Racial disparities in excess mortality in Minnesota in 2020 are worse than previously reported

Excess mortality – defined as deaths above what would be expected based on prior years – was worse in Minnesota in 2020 than expected, largely due to the COVID-19 pandemic, according to new research from the University of Minnesota.

On the surface, Minnesota seems to have had a relatively equal COVID-19 pandemic compared to other states. For example, white Minnesotans are about 80% of the population and made up 86% of the COVID-19 deaths through December 16, 2020. According to a study published in the journal Socius: Sociological Research for a Dynamic World, this appearance is misleading.

Researchers state this seeming equality stems from two factors:

  • Minnesota’s white population is much older than all its populations of color, on average. Additionally, COVID-19 cases have been the worst in long-term care facilities whose residents are overwhelmingly white. Once age is adjusted for, Minnesotans of color show markedly greater risk than white Minnesotans.
  • Disparities are greater in overall excess mortality than confirmed COVID-19 mortality. Confirmed COVID-19 mortality accounts for most of the excess mortality among white Minnesotans, but far less among most other racial groups. As a result, the state’s official COVID-19 statistics understate the pandemic’s toll for Minnesotans of color.

“To understand the pandemic’s toll, we need to look at deaths holistically,” said study lead Elizabeth Wrigley-Field, an assistant professor in the Department of Sociology in the College of Liberal Arts. “Focusing only on official, confirmed COVID-19 deaths understates what has happened to Minnesota’s communities of color in particular.”

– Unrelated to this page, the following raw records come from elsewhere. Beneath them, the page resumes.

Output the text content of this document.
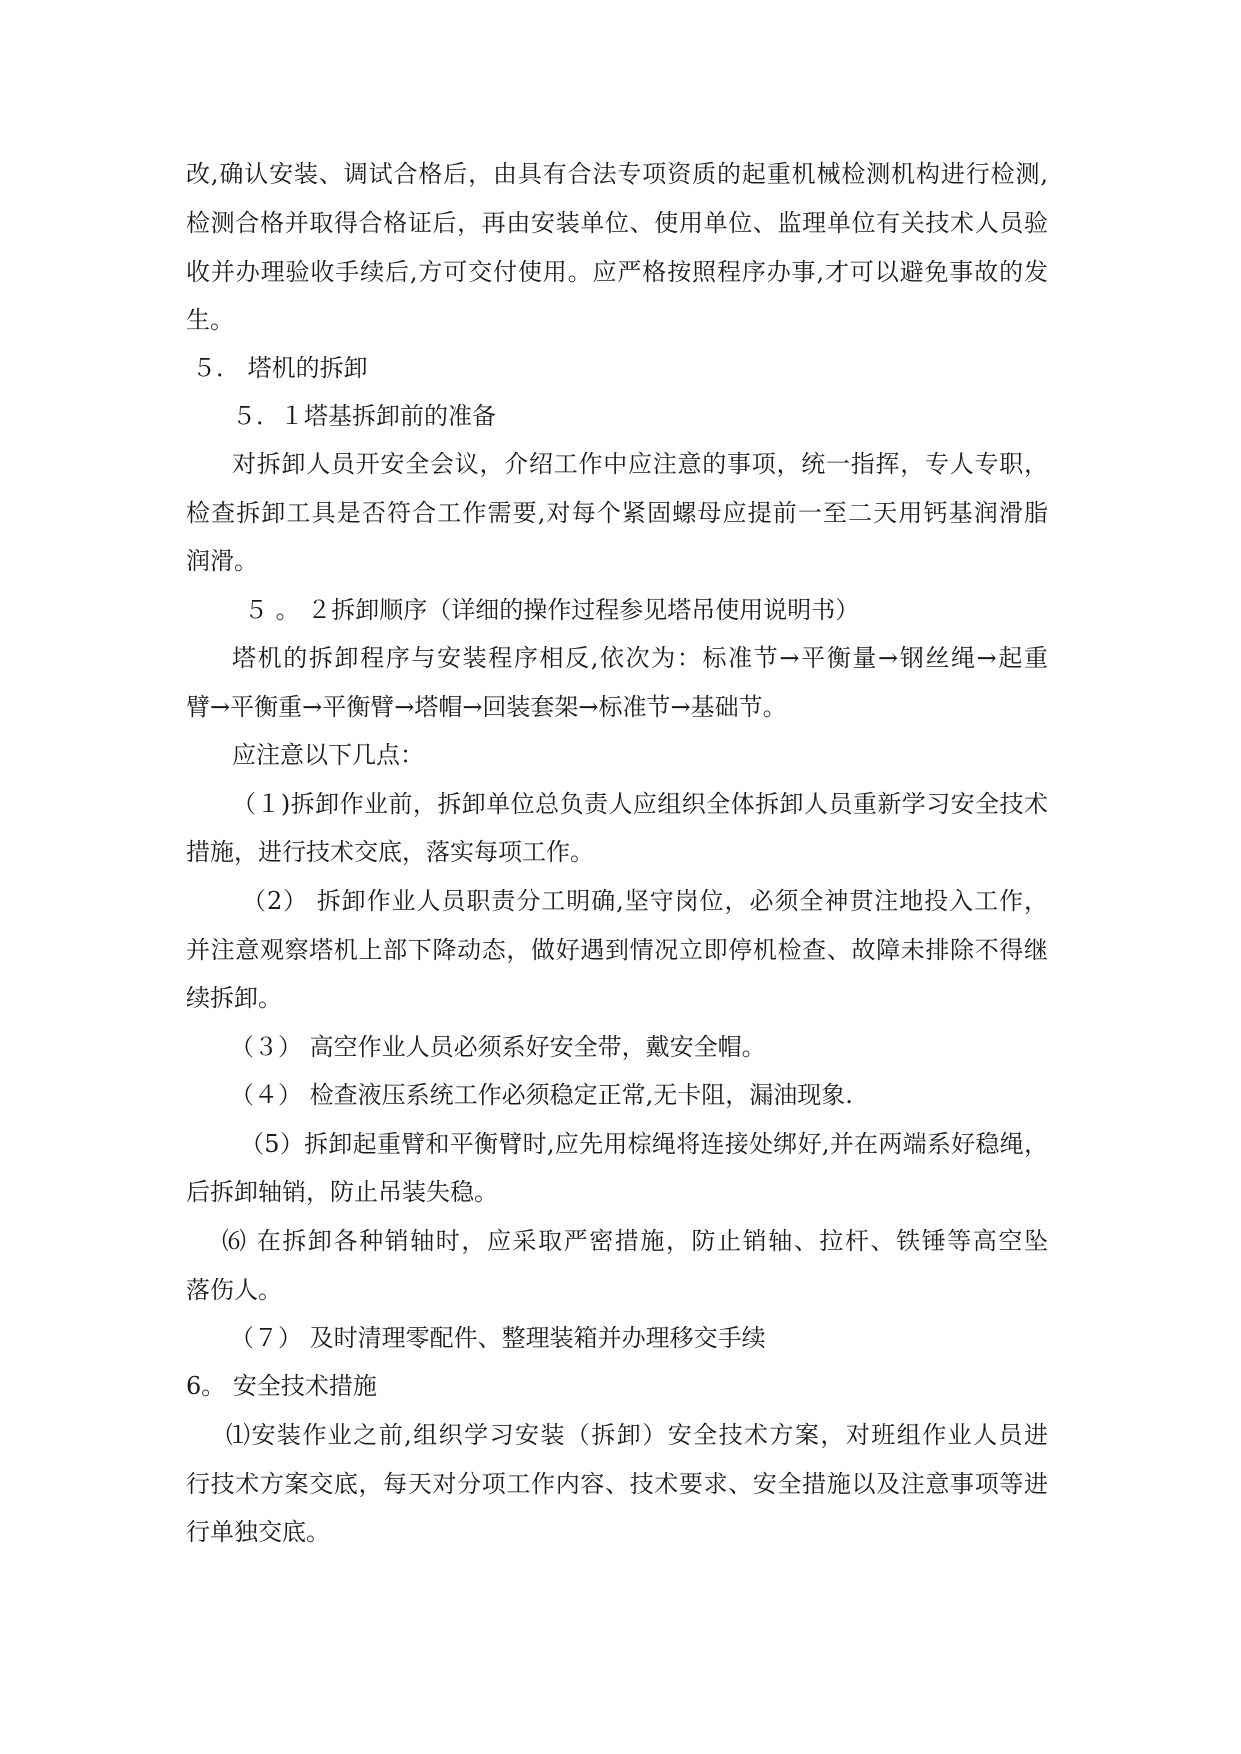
改,确认安装、调试合格后，由具有合法专项资质的起重机械检测机构进行检测,
检测合格并取得合格证后，再由安装单位、使用单位、监理单位有关技术人员验
收并办理验收手续后,方可交付使用。应严格按照程序办事,才可以避免事故的发
生。
５． 塔机的拆卸
５．１塔基拆卸前的准备
对拆卸人员开安全会议，介绍工作中应注意的事项，统一指挥，专人专职，
检查拆卸工具是否符合工作需要,对每个紧固螺母应提前一至二天用钙基润滑脂
润滑。
５ 。 ２拆卸顺序（详细的操作过程参见塔吊使用说明书）
塔机的拆卸程序与安装程序相反,依次为：标准节→平衡量→钢丝绳→起重
臂→平衡重→平衡臂→塔帽→回装套架→标准节→基础节。
应注意以下几点：
（１)拆卸作业前，拆卸单位总负责人应组织全体拆卸人员重新学习安全技术
措施，进行技术交底，落实每项工作。
（2） 拆卸作业人员职责分工明确,坚守岗位，必须全神贯注地投入工作，
并注意观察塔机上部下降动态，做好遇到情况立即停机检查、故障未排除不得继
续拆卸。
（３） 高空作业人员必须系好安全带，戴安全帽。
（４） 检查液压系统工作必须稳定正常,无卡阻，漏油现象.
（5）拆卸起重臂和平衡臂时,应先用棕绳将连接处绑好,并在两端系好稳绳，
后拆卸轴销，防止吊装失稳。
⑹ 在拆卸各种销轴时，应采取严密措施，防止销轴、拉杆、铁锤等高空坠
落伤人。
（７） 及时清理零配件、整理装箱并办理移交手续
6。 安全技术措施
⑴安装作业之前,组织学习安装（拆卸）安全技术方案，对班组作业人员进
行技术方案交底，每天对分项工作内容、技术要求、安全措施以及注意事项等进
行单独交底。
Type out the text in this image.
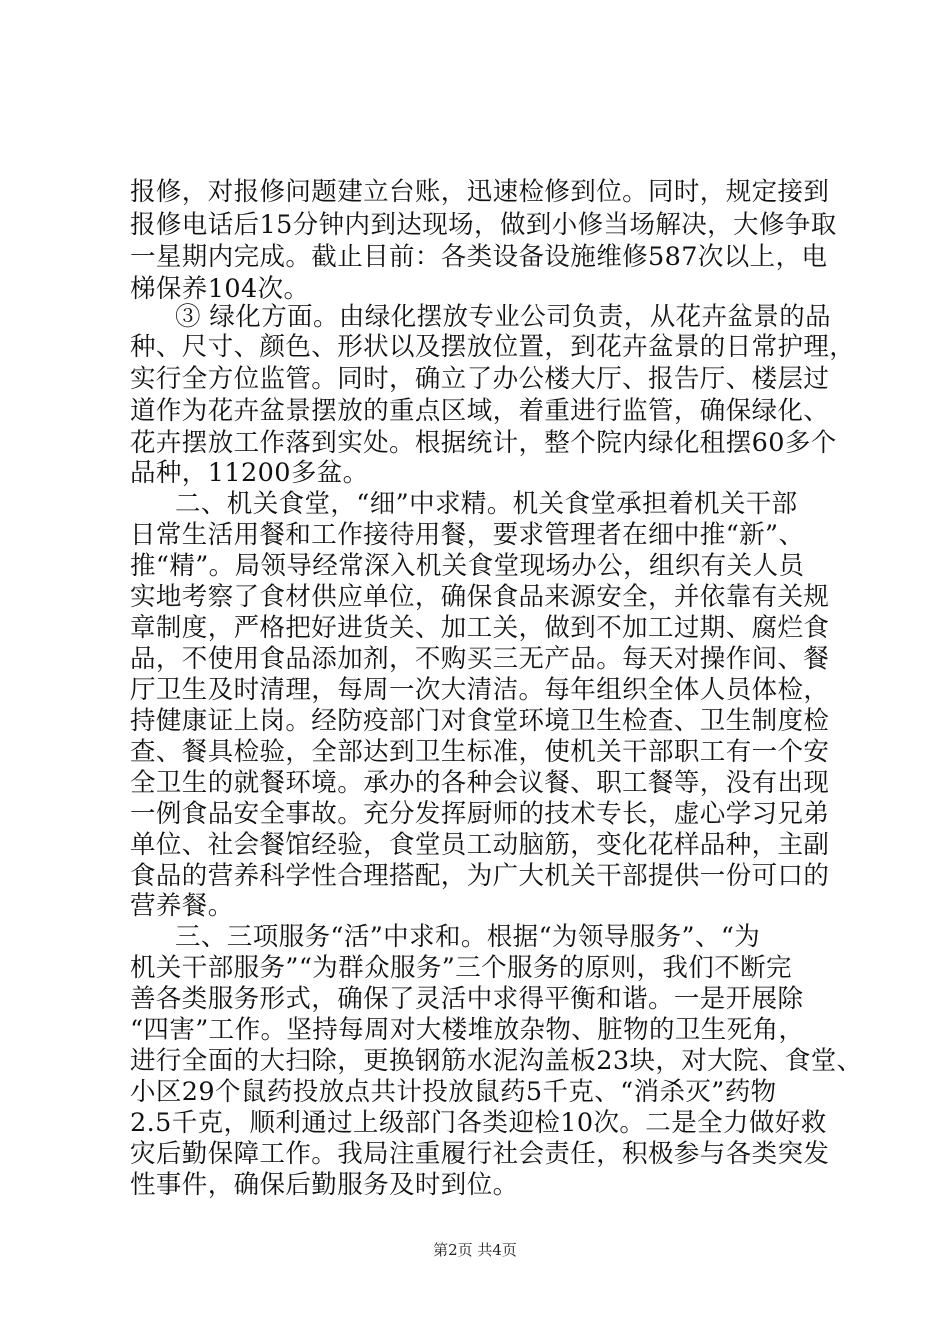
报修，对报修问题建立台账，迅速检修到位。同时，规定接到
报修电话后15分钟内到达现场，做到小修当场解决，大修争取
一星期内完成。截止目前：各类设备设施维修587次以上，电
梯保养104次。
③ 绿化方面。由绿化摆放专业公司负责，从花卉盆景的品
种、尺寸、颜色、形状以及摆放位置，到花卉盆景的日常护理，
实行全方位监管。同时，确立了办公楼大厅、报告厅、楼层过
道作为花卉盆景摆放的重点区域，着重进行监管，确保绿化、
花卉摆放工作落到实处。根据统计，整个院内绿化租摆60多个
品种，11200多盆。
二、机关食堂，“细”中求精。机关食堂承担着机关干部
日常生活用餐和工作接待用餐，要求管理者在细中推“新”、
推“精”。局领导经常深入机关食堂现场办公，组织有关人员
实地考察了食材供应单位，确保食品来源安全，并依靠有关规
章制度，严格把好进货关、加工关，做到不加工过期、腐烂食
品，不使用食品添加剂，不购买三无产品。每天对操作间、餐
厅卫生及时清理，每周一次大清洁。每年组织全体人员体检，
持健康证上岗。经防疫部门对食堂环境卫生检查、卫生制度检
查、餐具检验，全部达到卫生标准，使机关干部职工有一个安
全卫生的就餐环境。承办的各种会议餐、职工餐等，没有出现
一例食品安全事故。充分发挥厨师的技术专长，虚心学习兄弟
单位、社会餐馆经验，食堂员工动脑筋，变化花样品种，主副
食品的营养科学性合理搭配，为广大机关干部提供一份可口的
营养餐。
三、三项服务“活”中求和。根据“为领导服务”、“为
机关干部服务”“为群众服务”三个服务的原则，我们不断完
善各类服务形式，确保了灵活中求得平衡和谐。一是开展除
“四害”工作。坚持每周对大楼堆放杂物、脏物的卫生死角，
进行全面的大扫除，更换钢筋水泥沟盖板23块，对大院、食堂、
小区29个鼠药投放点共计投放鼠药5千克、“消杀灭”药物
2.5千克，顺利通过上级部门各类迎检10次。二是全力做好救
灾后勤保障工作。我局注重履行社会责任，积极参与各类突发
性事件，确保后勤服务及时到位。
第2页 共4页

The researchers estimated death rates using a complete set of Minnesota death certificates from January 1, 2017, through October 31, 2020. Death certificates from 2017 to 2019 formed a baseline for estimating excess mortality in 2020. The mortality analyzed in the study is from March 1 – October 31, 2020.

The study found:

  • Age-adjusted excess mortality rates were highest for Black, Latino, and Native Minnesotans. In the case of Black Minnesotans, mortality rates were more than 5 times higher than whites.
  • Official COVID-19 statistics reflect excess mortality unequally for different racial groups. Eighty-four percent of cumulative excess mortality (not adjusted for age) through October 2020 is accounted for by COVID-19 deaths in the white population. However, it accounts for only 67%, 71%, and 53% in the Black, Latino, and Native populations, respectively. The rate among the Asian American and Pacific Islander populations is similar to that among the white population, at 83%.

“Each racial group has a distinctive pattern of risk, so lifesaving efforts should be based on understanding excess mortality patterns in detail,” said Wrigley-Field. “They should not be based solely on confirmed COVID-19 rates.”

The researchers are conducting several more studies of the pandemic’s ongoing death toll in Minnesota.

The study was supported by a Sustainable Development Goals Rapid Response Grant at the University of Minnesota, the Division of Health Policy and Management at the University of Minnesota School of Public Health, the University of Minnesota’s Fesler-Lampert Chair in Aging Studies, and the Minnesota Population Center, which is funded by the Eunice Kennedy Shriver National Institute of Child Health and Human Development.